Le nombre d’actifs en 2013 atteint 2 163 200 salariés et 909 900 non salariés. Le salaire annuel moyen des indépendants (hors auto entrepreneurs) est de 23 300€ soit un peu moins de 2000€ par mois (rappel en comparaison selon l’Insee, le salaire mensuel pour un salarié dans le secteur privé ou public : 2957€ brut en 2014)
Les entreprises artisanales se caractérisent par leur dimension et la nature de leur activité à taille humaine. Elles emploient, dans leur majorité, moins de 10 salariés dont les acteurs sont souvent des indépendants qui assurent, seuls ou avec leur conjoint, la responsabilité de l’entreprise. Ils doivent exercer une activité de production, de transformation, de réparation ou de prestation de service répertoriée dans le répertoire des métiers.
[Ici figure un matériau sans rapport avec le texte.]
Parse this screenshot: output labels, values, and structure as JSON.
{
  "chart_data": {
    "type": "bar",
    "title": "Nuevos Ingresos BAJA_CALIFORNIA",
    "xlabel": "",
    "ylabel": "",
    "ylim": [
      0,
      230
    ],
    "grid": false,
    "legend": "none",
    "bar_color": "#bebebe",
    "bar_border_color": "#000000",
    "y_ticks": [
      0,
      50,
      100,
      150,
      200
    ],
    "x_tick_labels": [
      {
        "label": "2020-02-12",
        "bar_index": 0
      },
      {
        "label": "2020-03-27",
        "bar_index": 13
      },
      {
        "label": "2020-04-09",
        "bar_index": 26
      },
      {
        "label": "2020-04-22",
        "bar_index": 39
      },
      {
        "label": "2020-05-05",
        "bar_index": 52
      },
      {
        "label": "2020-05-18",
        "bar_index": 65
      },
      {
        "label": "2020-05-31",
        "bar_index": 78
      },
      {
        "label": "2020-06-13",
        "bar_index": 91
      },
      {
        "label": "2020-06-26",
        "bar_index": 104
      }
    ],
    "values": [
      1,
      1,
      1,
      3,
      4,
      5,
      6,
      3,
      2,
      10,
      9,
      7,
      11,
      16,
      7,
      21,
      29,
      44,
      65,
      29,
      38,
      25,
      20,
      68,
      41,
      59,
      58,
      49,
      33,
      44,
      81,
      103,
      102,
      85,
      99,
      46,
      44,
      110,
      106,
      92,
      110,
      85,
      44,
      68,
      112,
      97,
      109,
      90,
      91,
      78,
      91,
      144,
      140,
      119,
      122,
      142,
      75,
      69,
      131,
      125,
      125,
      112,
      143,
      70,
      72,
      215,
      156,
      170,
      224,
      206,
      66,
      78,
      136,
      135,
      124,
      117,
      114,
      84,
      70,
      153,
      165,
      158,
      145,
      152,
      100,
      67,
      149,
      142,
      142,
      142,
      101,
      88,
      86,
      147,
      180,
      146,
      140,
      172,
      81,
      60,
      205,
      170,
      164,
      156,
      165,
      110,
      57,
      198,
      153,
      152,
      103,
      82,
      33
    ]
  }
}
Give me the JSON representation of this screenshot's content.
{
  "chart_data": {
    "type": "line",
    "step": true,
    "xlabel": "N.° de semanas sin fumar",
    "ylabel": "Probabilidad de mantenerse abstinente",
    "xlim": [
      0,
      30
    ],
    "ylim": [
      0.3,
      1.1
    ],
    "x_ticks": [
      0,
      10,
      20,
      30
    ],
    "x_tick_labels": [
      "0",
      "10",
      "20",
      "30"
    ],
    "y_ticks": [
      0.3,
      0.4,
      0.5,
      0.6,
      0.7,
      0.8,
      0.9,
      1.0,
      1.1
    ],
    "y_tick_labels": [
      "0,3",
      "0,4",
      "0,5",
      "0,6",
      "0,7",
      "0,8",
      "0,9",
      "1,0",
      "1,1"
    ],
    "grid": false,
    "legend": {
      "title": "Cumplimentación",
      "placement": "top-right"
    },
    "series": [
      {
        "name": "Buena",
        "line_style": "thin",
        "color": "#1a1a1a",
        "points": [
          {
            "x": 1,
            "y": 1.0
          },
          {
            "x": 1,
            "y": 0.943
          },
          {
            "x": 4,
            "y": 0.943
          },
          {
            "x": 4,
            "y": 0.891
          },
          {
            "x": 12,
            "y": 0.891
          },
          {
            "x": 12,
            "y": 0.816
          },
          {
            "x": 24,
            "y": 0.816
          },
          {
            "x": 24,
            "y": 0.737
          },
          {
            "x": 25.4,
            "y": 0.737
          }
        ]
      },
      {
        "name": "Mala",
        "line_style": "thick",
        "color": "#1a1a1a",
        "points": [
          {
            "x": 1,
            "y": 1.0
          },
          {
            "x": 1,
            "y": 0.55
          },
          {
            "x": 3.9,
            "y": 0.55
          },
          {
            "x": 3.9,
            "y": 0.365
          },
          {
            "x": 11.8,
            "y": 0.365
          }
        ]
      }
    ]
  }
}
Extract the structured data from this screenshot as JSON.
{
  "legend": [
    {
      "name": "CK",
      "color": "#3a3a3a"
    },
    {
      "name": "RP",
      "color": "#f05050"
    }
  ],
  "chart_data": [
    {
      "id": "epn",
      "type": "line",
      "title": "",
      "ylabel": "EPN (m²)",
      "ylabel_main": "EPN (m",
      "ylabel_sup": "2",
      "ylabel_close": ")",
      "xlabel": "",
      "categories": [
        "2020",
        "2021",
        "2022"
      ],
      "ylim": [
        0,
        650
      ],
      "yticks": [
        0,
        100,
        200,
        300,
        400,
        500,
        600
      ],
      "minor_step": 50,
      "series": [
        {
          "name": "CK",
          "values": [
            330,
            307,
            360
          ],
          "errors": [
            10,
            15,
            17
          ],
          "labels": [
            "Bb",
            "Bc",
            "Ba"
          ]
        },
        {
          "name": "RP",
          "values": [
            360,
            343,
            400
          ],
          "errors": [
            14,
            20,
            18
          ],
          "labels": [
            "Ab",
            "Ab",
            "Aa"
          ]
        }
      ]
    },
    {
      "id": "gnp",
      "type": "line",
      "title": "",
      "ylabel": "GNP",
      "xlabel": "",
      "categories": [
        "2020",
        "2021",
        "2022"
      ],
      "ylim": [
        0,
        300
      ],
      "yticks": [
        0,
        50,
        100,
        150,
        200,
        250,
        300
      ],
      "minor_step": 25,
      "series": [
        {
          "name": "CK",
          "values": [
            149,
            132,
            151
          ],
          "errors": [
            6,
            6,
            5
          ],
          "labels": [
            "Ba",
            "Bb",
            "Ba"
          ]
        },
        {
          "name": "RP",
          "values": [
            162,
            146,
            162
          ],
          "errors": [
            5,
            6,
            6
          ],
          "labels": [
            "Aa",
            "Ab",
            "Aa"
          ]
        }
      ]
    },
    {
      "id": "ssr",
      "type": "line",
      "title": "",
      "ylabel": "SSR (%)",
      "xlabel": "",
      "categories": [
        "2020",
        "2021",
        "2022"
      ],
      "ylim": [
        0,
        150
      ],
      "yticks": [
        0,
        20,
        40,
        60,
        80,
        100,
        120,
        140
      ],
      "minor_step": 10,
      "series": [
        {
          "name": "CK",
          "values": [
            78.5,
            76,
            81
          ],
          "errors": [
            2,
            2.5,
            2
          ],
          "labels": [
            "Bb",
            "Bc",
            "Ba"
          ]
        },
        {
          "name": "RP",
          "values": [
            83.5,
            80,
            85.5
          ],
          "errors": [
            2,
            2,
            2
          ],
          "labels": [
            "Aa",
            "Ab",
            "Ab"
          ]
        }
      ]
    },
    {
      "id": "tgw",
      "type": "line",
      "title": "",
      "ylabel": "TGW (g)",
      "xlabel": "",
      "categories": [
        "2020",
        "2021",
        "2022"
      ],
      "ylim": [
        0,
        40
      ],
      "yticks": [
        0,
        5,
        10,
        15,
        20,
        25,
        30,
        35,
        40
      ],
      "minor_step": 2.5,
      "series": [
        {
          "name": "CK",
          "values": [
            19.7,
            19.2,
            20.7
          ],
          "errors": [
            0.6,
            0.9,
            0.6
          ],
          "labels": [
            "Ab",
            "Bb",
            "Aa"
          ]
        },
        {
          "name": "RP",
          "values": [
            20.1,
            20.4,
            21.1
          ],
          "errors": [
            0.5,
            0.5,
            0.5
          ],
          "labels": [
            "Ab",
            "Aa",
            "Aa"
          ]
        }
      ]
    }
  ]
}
Une entreprise sur deux (51,4%) est sous le régime de l’entreprise individuelle. Ce statut peut vite devenir anxiogène et être générateur de stress pour les artisans. Dans les faits, le fondateur ne possède qu’un seul patrimoine. Avantage : il ne risque pas d’avoir d’abus de biens sociaux et ne nécessite pas de capital social. Sa création est assez simple car elle ne nécessite pas de statut excepté de devoir déposer un simple dossier auprès du Centre de Formalités des Entreprises (CFE). Elle bénéficie enfin d’un régime fiscal assoupli. En revanche côté mauvaises nouvelles, n’ayant qu’un seul patrimoine, l’entrepreneur engage sa responsabilité personnelle dans le cas où il commet des infractions dans le cadre de la mise en œuvre de ses activités professionnelles.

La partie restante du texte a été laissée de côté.